Although I absolutely LOVE pickleball, nothing gets my blood boiling like being on the receiving end of “Keep-Away” during rec play. And it gets me very frustrated. Every time. You see, every once in a while, in a recreational game of pickleball, I’m deemed the stronger player on the team. And the opponents — you guessed it — hit seemingly every ball to my partner. All in the name of winning the game to 11. In rec. play!!! Not tournament play. Did I mention this is “recreational” play?
The Shot Chart Tells the Story
This particular blog post has been approximately 4 or 5 months in the making. Earlier in the summer, my partner and I had just finished playing a match against a very good doubles team. Unfortunately, I must have been considered the stronger player on this particular day — and, consequently, could count on one hand how many balls were hit my way in the course of a 15-minute game to 11. Of course, the exception would occur when my partner would inadvertently pop up the ball and the opponents would smash it at my feet — as if to say, “there, I hit you one!”

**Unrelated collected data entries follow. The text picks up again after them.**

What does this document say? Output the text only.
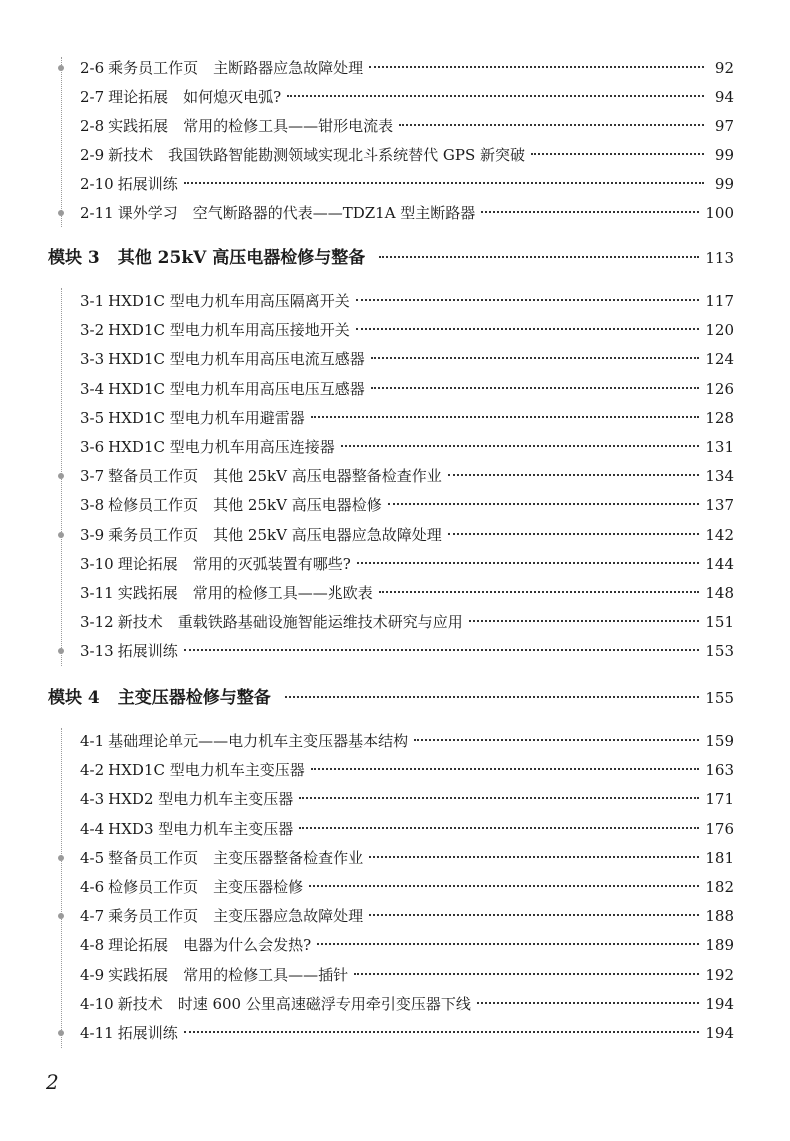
2-6 乘务员工作页　主断路器应急故障处理	92
2-7 理论拓展　如何熄灭电弧?	94
2-8 实践拓展　常用的检修工具——钳形电流表	97
2-9 新技术　我国铁路智能勘测领域实现北斗系统替代 GPS 新突破	99
2-10 拓展训练	99
2-11 课外学习　空气断路器的代表——TDZ1A 型主断路器	100
模块 3 其他 25kV 高压电器检修与整备	113
3-1 HXD1C 型电力机车用高压隔离开关	117
3-2 HXD1C 型电力机车用高压接地开关	120
3-3 HXD1C 型电力机车用高压电流互感器	124
3-4 HXD1C 型电力机车用高压电压互感器	126
3-5 HXD1C 型电力机车用避雷器	128
3-6 HXD1C 型电力机车用高压连接器	131
3-7 整备员工作页　其他 25kV 高压电器整备检查作业	134
3-8 检修员工作页　其他 25kV 高压电器检修	137
3-9 乘务员工作页　其他 25kV 高压电器应急故障处理	142
3-10 理论拓展　常用的灭弧装置有哪些?	144
3-11 实践拓展　常用的检修工具——兆欧表	148
3-12 新技术　重载铁路基础设施智能运维技术研究与应用	151
3-13 拓展训练	153
模块 4 主变压器检修与整备	155
4-1 基础理论单元——电力机车主变压器基本结构	159
4-2 HXD1C 型电力机车主变压器	163
4-3 HXD2 型电力机车主变压器	171
4-4 HXD3 型电力机车主变压器	176
4-5 整备员工作页　主变压器整备检查作业	181
4-6 检修员工作页　主变压器检修	182
4-7 乘务员工作页　主变压器应急故障处理	188
4-8 理论拓展　电器为什么会发热?	189
4-9 实践拓展　常用的检修工具——插针	192
4-10 新技术　时速 600 公里高速磁浮专用牵引变压器下线	194
4-11 拓展训练	194
2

So, like the stubborn and sometimes immature partner I can be, I brooded — and I vowed to write a blog post about this situation. And shortly thereafter, with the “play-by-play” still fresh in my mind, I created a shot chart of where our opponents directed the balls when I played the odd court. As you can see from the shot chart, there was absolutely no reason for me to be on the court on this particular day. I could have just as easily put up a cardboard cut-out of myself and nobody would have known the difference!

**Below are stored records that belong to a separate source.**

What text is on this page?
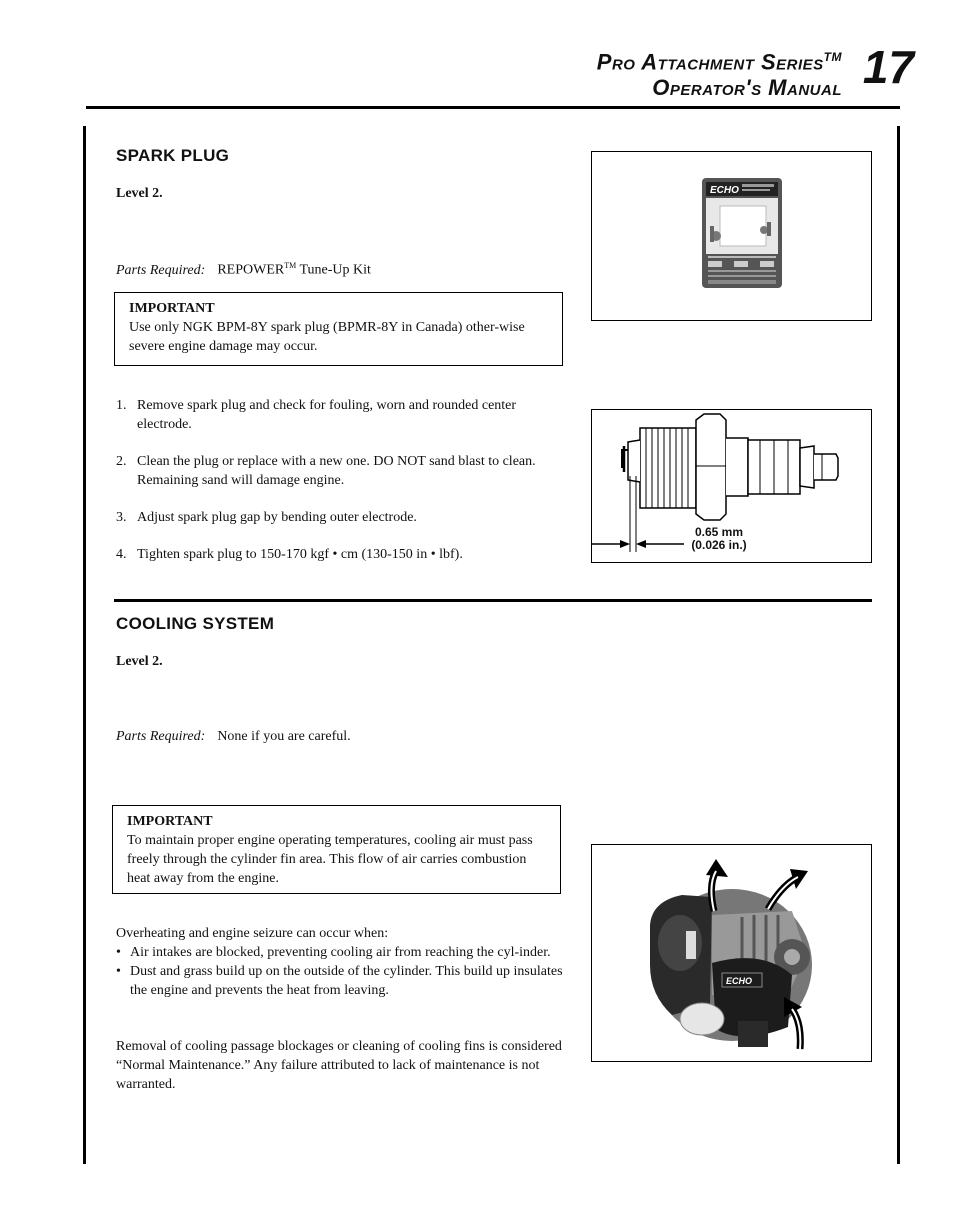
Pro Attachment Series™
Operator's Manual 17
SPARK PLUG
Level 2.
Parts Required: REPOWER™ Tune-Up Kit
IMPORTANT
Use only NGK BPM-8Y spark plug (BPMR-8Y in Canada) other-wise severe engine damage may occur.
1. Remove spark plug and check for fouling, worn and rounded center electrode.
2. Clean the plug or replace with a new one. DO NOT sand blast to clean. Remaining sand will damage engine.
3. Adjust spark plug gap by bending outer electrode.
4. Tighten spark plug to 150-170 kgf • cm (130-150 in • lbf).
ECHO
0.65 mm
(0.026 in.)
COOLING SYSTEM
Level 2.
Parts Required: None if you are careful.
IMPORTANT
To maintain proper engine operating temperatures, cooling air must pass freely through the cylinder fin area. This flow of air carries combustion heat away from the engine.
Overheating and engine seizure can occur when:
• Air intakes are blocked, preventing cooling air from reaching the cyl-inder.
• Dust and grass build up on the outside of the cylinder. This build up insulates the engine and prevents the heat from leaving.
Removal of cooling passage blockages or cleaning of cooling fins is considered “Normal Maintenance.” Any failure attributed to lack of maintenance is not warranted.
ECHO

It Happens Seemingly at Every Skill Level and at All Venues
We’ve all — at one time or another — likely been considered the stronger player when we play. Perhaps you’re a 3.5 rated player playing with three other 3.0 rated players — and you never see the ball. Perhaps you’re a 4.5 player, playing with three other 4.0 players — and you never see the ball. You could put that cardboard cut-out of yourself on the court and nobody would be the wiser. It’s not fun. You also came to play, exercise and work on your game.

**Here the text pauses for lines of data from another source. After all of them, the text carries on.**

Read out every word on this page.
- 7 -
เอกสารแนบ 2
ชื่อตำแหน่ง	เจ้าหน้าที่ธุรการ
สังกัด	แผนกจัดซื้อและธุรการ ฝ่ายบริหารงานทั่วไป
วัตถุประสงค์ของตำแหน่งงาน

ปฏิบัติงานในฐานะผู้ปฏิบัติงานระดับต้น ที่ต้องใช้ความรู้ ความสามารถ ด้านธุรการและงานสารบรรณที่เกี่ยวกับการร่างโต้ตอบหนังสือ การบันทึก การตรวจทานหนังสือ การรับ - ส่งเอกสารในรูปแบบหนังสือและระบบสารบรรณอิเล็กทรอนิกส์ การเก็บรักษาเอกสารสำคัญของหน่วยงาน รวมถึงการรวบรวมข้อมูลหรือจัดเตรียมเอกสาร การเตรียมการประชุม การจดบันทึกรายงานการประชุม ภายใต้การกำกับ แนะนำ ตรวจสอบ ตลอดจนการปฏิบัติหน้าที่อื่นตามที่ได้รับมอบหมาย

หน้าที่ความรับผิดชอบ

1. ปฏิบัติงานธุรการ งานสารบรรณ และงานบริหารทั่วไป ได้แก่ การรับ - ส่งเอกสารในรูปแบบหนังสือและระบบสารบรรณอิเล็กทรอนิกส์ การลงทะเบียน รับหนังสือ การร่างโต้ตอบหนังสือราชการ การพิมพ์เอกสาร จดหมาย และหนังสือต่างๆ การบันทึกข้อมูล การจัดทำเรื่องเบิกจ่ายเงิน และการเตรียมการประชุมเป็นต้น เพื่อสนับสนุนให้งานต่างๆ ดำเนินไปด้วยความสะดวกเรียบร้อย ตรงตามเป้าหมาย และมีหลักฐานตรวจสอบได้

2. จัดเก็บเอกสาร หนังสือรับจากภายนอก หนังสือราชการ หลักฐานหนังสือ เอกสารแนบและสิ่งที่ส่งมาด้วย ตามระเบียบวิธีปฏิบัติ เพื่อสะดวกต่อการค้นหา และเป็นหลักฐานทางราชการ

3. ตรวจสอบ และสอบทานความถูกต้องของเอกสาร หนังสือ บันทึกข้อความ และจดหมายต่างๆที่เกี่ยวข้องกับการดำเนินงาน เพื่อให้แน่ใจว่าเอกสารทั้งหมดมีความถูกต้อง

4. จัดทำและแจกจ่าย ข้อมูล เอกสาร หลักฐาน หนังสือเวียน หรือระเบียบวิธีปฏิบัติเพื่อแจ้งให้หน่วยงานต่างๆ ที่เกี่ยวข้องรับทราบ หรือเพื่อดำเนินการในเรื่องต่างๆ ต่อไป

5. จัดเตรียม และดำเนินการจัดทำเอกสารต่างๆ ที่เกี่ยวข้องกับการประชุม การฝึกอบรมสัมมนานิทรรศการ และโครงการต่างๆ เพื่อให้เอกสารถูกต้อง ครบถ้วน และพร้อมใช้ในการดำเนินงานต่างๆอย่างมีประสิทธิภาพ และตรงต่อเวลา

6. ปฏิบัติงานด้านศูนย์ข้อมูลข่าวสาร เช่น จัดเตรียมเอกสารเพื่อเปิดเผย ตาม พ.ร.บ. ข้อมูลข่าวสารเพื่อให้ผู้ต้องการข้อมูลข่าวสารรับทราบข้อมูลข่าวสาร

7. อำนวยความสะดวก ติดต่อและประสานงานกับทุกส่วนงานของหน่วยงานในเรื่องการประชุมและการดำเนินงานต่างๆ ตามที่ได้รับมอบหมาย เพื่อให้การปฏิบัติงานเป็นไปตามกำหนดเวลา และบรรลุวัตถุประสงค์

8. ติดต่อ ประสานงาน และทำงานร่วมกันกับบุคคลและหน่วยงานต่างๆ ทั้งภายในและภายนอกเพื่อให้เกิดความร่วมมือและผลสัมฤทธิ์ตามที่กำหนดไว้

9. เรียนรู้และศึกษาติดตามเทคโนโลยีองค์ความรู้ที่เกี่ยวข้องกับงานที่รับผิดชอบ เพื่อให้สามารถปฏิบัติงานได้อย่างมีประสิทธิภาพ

And it happens everywhere. I’ve been “frozen out” of matches at my church where I first learned the game of pickleball, at my “home-town” pickleball club — and at various pickleball venues I visit. And my guess is, the exact thing happens to you from time-to-time.
Try the Opposite Approach
I like to take the opposite approach — but similarly, I have to be cognizant of not “freezing out” the weaker player — as it works both ways. You see, I prefer to hit to the stronger players to see how I stack up against a higher skill level. I want to see how these stronger players move, execute their shots and strategy — and perhaps, above all, I want to see if I can “hang” with them. It’s not so much about winning in the short-term as it is about improving and learning over the long run.
So, if the opportunity arises to play against a better player, make an effort to hit them the ball. It doesn’t have to be every ball — but don’t relegate them to being a cardboard cut-out. By doing so, you will get a better understanding of your strengths and weaknesses, which will only help to improve your own game — even if it means losing a recreational game here or there.